Author of Philadelphia-area book on Moderna’s COVID vaccine

The technology behind the first two COVID vaccines – genetic instructions in the form of messenger RNA – is now taken for granted, with billions of people having received the shots.

But years of struggle and uncertainty preceded that success, most long before the pandemic hit. Wall Street Journal reporter and Glenside resident Peter Loftus goes behind the scenes of his new book, The Messenger: Moderna, the vaccine and the business gamble that changed the world.

Among the opening scenes in the book, from Harvard Business Review Press: A chance meeting at a photocopier between University of Pennsylvania scientists Katalin Karikó and Drew Weissman, in the late 1990s. The pair joined forces to demonstrate the promise of mRNA after most scientists had given it up, publishing the first of several pivotal studies in 2005. Moderna was founded five years later in Cambridge, Massachusetts, developing mRNA both for use in vaccines and to treat cancer, although initially with mixed results.

Loftus, who has covered the pharmaceutical industry for The Wall Street Journal since 2013, spoke to The Inquirer in a conversation lightly edited for length and clarity.

Now that vaccines have been so successful, how could mRNA be useful in making other drugs?

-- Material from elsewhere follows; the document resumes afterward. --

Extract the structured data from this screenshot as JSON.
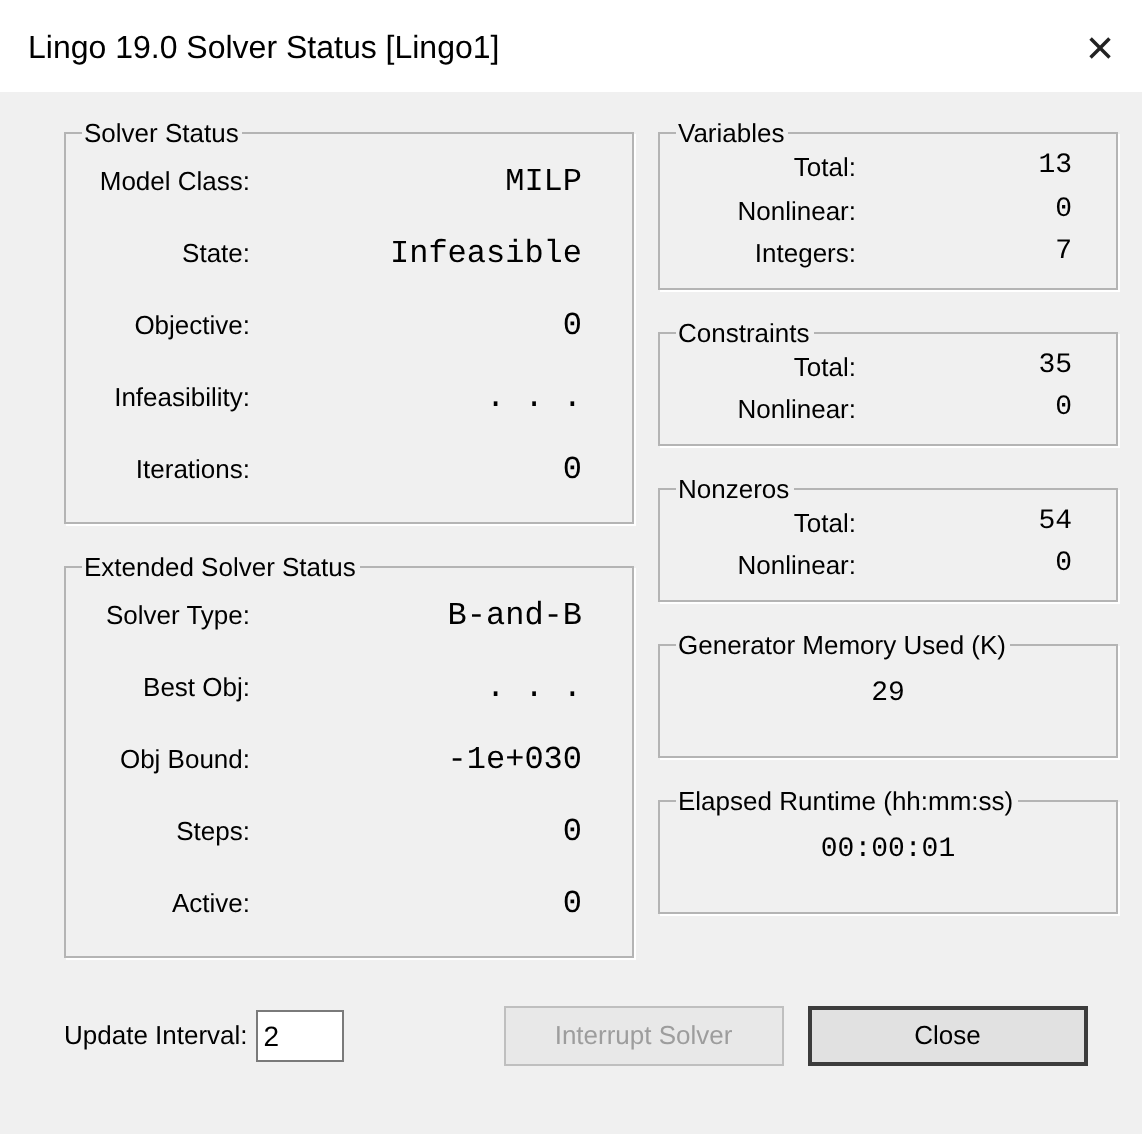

I think that’s the million dollar question, or I guess at this point, a multi-billion dollar question. What they were able to show with the mRNA vaccine and COVID helps establish that this could be a useful technology for future epidemics, to be able to respond quickly as it happened in 2020, especially against respiratory viruses. They are also working on vaccines for other viruses, including HIV, which is notoriously difficult to find a vaccine against. The other big bucket of potential uses for mRNA is in treatments for people already diagnosed with a disease, rather than as a preventative vaccine. There’s a lot of hope that it might work for something like cancer or a rare disease. I really think it’s too early to say for sure if this will work.

When vaccine trials began to show promise, there was debate about how much credit to give to Operation Warp Speed ​​(the Trump administration’s effort to spur development of COVID vaccines and treatments) . Where are you on this question?

Moderna has benefited from extensive involvement with the federal government. They were already working with the National Institutes of Health even before the pandemic, and then very early in the pandemic, they started with the NIH to design the vaccine and plan to test it. In May 2020, when Operation Warp Speed ​​was officially created, I think it took it to a new level. Pfizer, which was also developing an mRNA vaccine, along with BioNTech, because it was so much bigger, actually chose to minimize its involvement in Operation Warp Speed, even though it was essentially part of it.

The underlying science dates back long before that, with some of Penn’s earliest discoveries. What does this tell you about the pace of drug development?

These things that end up being breakthroughs, whether it’s a vaccine or a drug, that can seem to suddenly appear on people’s radar, might have this long history that really took a while to pass basic lab work in the lab of some university scientists. the road to get to a pharmaceutical company. Sometimes it takes a person to walk into an area of ​​research and see it in a different way.

You describe internal tensions at Moderna about whether to move forward with the COVID vaccine, in part because the company’s earlier Zika virus vaccine didn’t work well. What have you learned?

Most people would have assumed that the company was enthusiastic from the start. But there was a debate period of several weeks. Before jumping into human testing, some people at the company asked, “Is this the right thing to do?” In February 2020, it wasn’t really clear that the coronavirus was going to spread as widely as it did. Some people have said, “If we throw everything we have on COVID, it’s going to take resources away from other projects.”

Some have criticized how Moderna executives reaped financial rewards for a vaccine that has received so much federal support, like the recently approved $926 million “golden parachute” for CEO Stephane Bancel. Do you think these reviews are fair?

Really almost from the start, there were criticisms of the financial enrichment of Moderna as a company and its leaders. And they got that government funding, in the form of outright research and development support of well over a billion dollars, and the supply contracts are worth several billion more. I touch the critics, but also the people who defend the system that allows Moderna to profit so much. It spent a decade growing and putting all that effort into R&D, including spending its investors’ money with no product revenue for a decade. Advocates say it’s an example of rewarding innovation and investment. I’d rather just present those views, and readers can decide for themselves.

What prompted you to do a book on Moderna rather than Pfizer and BioNTech, the two companies that made the other mRNA vaccine?

I thought it would be an interesting way to tell some stories. One was the story of the pandemic through the eyes of this company that most people had never heard of before, and all the drama and suspense along the way. I also saw a different story, that a lot of innovation in medicine and in the pharmaceutical industry comes from these small, young companies that are really doing a lot of cutting-edge research.